Objective To develop and psychometrically evaluate an audio digitised tool for assessment of comprehension of informed consent among low-literacy Gambian research participants.

Setting We conducted this study in the Gambia where a high illiteracy rate and absence of standardised writing formats of local languages pose major challenges for research participants to comprehend consent information. We developed a 34-item questionnaire to assess participants’ comprehension of key elements of informed consent. The questionnaire was face validated and content validated by experienced researchers. To bypass the challenge of a lack of standardised writing formats, we audiorecorded the questionnaire in three major Gambian languages: Mandinka, Wolof and Fula.
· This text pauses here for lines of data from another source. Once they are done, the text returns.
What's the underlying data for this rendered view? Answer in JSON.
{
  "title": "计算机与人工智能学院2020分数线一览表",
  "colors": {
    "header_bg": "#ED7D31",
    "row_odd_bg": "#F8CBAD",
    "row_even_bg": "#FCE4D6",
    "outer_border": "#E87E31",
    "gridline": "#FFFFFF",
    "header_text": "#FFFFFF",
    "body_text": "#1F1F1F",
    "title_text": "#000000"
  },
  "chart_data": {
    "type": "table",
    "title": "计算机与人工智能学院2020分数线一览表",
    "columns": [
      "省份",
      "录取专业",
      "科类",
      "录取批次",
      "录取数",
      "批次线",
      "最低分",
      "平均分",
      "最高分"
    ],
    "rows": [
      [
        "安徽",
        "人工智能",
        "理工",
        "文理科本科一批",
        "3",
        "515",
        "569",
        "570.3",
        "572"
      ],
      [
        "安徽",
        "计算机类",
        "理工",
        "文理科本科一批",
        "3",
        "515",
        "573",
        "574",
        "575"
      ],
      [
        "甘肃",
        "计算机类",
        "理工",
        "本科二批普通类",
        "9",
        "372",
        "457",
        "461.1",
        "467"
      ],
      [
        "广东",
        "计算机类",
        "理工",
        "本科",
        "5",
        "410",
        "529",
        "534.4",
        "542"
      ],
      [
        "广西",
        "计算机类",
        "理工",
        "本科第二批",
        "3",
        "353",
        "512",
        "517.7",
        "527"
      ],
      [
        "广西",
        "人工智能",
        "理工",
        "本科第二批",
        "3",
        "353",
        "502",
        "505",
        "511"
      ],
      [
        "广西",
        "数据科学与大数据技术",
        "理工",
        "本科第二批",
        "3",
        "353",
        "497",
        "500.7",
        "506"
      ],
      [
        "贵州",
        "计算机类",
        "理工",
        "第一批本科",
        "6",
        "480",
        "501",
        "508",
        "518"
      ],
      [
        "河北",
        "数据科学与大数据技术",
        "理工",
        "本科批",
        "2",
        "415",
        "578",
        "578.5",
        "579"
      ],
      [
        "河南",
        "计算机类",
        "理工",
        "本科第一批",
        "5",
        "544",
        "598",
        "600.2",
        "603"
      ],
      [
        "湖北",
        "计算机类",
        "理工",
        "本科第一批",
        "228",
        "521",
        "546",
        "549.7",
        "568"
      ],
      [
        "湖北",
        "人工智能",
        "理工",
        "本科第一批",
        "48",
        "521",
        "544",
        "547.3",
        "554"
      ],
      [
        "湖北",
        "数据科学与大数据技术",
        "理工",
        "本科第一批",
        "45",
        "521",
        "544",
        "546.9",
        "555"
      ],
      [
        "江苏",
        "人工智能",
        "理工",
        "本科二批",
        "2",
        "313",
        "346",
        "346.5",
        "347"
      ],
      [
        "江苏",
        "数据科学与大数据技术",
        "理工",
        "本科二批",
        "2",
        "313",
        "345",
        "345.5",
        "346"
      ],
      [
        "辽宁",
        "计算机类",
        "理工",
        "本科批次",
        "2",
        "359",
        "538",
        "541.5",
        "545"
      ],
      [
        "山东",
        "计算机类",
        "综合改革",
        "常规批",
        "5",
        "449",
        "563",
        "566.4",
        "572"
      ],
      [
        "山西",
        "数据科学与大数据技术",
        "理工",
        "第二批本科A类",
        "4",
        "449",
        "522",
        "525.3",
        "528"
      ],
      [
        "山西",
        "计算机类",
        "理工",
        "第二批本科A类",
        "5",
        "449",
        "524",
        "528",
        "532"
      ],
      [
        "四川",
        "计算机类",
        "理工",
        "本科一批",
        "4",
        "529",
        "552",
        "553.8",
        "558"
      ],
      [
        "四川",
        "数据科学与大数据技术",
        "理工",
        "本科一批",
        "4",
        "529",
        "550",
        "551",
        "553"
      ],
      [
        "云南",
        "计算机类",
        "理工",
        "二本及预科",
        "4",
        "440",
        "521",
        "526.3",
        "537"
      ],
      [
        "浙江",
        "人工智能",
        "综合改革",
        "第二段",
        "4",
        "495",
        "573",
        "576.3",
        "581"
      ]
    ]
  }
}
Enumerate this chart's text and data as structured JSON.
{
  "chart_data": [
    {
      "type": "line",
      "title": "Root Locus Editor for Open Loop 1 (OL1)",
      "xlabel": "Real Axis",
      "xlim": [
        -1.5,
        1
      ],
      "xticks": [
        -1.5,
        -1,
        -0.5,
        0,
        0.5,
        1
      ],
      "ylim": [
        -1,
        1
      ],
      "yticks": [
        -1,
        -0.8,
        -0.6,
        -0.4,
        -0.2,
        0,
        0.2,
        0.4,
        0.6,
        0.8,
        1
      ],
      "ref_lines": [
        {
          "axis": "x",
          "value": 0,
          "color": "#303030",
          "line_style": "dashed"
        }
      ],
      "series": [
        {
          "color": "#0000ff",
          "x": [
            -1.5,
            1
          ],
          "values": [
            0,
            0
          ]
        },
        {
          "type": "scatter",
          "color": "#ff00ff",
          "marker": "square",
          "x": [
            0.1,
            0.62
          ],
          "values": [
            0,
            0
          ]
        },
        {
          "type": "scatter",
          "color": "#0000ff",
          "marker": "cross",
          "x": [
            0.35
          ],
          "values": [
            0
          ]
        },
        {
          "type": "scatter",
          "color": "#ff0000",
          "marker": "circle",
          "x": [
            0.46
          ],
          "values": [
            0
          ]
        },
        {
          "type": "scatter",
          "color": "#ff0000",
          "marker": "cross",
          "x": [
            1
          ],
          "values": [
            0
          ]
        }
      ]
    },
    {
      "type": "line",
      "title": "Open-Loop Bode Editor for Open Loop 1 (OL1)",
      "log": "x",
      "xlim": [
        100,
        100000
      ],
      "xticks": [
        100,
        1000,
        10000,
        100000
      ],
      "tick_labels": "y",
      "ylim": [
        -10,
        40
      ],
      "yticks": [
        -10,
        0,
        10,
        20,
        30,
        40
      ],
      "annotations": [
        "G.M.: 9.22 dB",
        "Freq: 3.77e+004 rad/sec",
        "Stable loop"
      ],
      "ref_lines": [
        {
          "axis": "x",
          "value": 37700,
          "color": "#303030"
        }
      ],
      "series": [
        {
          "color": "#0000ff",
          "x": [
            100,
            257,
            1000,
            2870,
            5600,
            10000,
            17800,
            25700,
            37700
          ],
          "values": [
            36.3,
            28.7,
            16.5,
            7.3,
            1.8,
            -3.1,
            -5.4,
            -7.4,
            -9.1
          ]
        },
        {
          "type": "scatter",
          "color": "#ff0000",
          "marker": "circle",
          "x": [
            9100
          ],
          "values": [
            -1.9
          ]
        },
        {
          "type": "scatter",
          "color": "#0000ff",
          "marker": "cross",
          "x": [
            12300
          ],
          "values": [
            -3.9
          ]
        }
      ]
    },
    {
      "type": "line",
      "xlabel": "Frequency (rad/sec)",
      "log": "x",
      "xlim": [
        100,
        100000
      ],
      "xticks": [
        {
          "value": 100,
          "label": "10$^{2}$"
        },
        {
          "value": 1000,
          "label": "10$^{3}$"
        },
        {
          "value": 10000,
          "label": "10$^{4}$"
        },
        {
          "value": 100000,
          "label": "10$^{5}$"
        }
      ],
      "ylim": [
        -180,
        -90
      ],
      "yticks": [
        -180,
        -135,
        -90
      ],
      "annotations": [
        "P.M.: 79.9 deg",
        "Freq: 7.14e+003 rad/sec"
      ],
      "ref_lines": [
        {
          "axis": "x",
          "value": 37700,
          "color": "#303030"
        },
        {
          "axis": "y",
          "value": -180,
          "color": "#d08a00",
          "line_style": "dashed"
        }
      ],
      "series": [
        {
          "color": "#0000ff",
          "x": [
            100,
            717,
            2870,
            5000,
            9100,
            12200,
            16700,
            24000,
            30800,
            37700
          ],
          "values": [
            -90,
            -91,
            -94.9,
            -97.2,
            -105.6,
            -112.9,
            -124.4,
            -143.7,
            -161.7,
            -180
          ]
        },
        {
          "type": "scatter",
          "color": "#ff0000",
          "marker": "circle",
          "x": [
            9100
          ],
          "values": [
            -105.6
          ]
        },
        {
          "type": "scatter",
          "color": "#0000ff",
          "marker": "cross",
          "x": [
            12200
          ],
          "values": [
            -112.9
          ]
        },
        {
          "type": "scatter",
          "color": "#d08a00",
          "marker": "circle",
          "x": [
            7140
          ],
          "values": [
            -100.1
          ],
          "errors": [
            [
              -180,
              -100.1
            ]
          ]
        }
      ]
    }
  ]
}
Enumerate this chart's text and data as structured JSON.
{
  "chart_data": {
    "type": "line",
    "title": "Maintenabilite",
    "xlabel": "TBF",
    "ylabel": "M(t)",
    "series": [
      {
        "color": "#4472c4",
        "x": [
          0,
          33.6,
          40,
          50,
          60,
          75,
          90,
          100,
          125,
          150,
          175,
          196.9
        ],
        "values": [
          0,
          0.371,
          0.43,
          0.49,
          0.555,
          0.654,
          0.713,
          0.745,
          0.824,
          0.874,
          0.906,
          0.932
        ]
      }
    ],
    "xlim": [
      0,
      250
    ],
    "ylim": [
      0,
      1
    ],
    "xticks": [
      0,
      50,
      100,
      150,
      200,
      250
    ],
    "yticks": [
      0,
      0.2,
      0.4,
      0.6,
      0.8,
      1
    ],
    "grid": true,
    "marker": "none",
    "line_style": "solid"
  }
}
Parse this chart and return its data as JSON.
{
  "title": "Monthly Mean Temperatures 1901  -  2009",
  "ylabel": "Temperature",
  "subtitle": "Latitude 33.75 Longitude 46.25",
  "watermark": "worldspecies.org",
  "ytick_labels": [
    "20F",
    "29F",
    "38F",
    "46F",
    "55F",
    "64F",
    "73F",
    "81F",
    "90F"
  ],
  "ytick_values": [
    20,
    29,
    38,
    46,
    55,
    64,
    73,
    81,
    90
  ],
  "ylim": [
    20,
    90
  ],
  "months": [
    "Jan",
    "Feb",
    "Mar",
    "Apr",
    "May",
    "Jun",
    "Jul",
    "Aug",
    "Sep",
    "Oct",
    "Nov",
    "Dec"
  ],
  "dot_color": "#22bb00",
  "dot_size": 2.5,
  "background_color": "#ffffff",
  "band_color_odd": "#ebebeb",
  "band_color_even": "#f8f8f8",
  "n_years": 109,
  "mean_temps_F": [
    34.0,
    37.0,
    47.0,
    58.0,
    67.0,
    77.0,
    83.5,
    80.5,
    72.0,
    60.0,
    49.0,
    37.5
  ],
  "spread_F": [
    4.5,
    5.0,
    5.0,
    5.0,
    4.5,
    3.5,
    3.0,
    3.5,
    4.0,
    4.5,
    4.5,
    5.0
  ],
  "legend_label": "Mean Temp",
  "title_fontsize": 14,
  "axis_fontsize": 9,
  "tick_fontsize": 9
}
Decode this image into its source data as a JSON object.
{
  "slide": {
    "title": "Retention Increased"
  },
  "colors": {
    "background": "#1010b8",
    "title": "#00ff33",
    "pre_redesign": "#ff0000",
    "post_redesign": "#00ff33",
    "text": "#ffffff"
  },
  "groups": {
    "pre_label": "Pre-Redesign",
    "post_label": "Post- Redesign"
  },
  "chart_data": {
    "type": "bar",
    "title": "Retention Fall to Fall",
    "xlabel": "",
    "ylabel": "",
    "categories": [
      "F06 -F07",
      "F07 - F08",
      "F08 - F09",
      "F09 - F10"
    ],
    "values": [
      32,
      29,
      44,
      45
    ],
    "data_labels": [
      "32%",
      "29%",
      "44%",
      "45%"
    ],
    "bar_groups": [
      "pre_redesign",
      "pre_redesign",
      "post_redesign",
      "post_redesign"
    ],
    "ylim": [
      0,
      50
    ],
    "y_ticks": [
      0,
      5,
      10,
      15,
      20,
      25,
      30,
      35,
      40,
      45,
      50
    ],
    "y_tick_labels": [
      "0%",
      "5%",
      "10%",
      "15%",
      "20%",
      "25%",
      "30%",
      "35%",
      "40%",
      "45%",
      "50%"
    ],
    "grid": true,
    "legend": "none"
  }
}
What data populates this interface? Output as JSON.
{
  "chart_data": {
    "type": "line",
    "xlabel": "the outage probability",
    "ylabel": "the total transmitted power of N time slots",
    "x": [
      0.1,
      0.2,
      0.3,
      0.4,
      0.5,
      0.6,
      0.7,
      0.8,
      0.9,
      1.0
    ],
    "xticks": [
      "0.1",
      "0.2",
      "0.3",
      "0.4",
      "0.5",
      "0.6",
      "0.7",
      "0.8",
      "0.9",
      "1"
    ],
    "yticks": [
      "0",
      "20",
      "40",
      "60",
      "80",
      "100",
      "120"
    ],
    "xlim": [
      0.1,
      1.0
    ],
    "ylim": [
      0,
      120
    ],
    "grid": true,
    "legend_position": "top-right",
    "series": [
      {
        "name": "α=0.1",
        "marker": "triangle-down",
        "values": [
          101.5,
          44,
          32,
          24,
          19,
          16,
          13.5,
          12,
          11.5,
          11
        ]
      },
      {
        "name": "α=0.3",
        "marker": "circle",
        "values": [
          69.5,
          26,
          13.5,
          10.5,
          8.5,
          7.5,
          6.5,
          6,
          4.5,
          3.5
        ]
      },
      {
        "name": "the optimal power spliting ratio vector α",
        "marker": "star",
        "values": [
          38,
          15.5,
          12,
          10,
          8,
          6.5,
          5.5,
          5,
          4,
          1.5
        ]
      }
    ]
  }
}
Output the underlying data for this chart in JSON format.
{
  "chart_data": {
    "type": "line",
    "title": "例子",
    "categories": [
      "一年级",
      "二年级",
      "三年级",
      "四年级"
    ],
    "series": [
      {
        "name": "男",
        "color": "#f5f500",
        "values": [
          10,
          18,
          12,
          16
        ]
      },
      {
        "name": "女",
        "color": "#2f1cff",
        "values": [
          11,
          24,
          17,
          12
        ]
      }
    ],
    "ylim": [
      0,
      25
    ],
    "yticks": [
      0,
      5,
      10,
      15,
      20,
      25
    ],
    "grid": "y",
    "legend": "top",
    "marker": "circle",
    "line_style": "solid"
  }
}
The questionnaire was further developed into an audio computer-assisted interview format.

Participants The digitised questionnaire was administered to 250 participants enrolled in two clinical trials in the urban and rural areas of the Gambia. One week after first administration, the questionnaire was readministered to half of the participants who were randomly selected. Participants were eligible if enrolled in the parent trials and could speak any of the three major Gambian languages.

Outcome measure The primary outcome measure was reliability and validity of the questionnaire.

Results Item reduction by factor analysis showed that 21 of the question items have strong factor loadings. These were retained along with five other items which were fundamental components of informed consent. The 26-item questionnaire has high internal consistency with a Cronbach's α of 0.73–0.79 and an intraclass correlation coefficient of 0.94 (95% CI 0.923 to 0.954). Hypotheses testing also showed that the questionnaire has a positive correlation with a similar questionnaire and discriminates between participants with and without education.

Conclusions We have developed a reliable and valid measure of comprehension of informed consent information for the Gambian context, which might be easily adapted to similar settings. This is a major step towards engendering comprehension of informed consent information among low-literacy participants.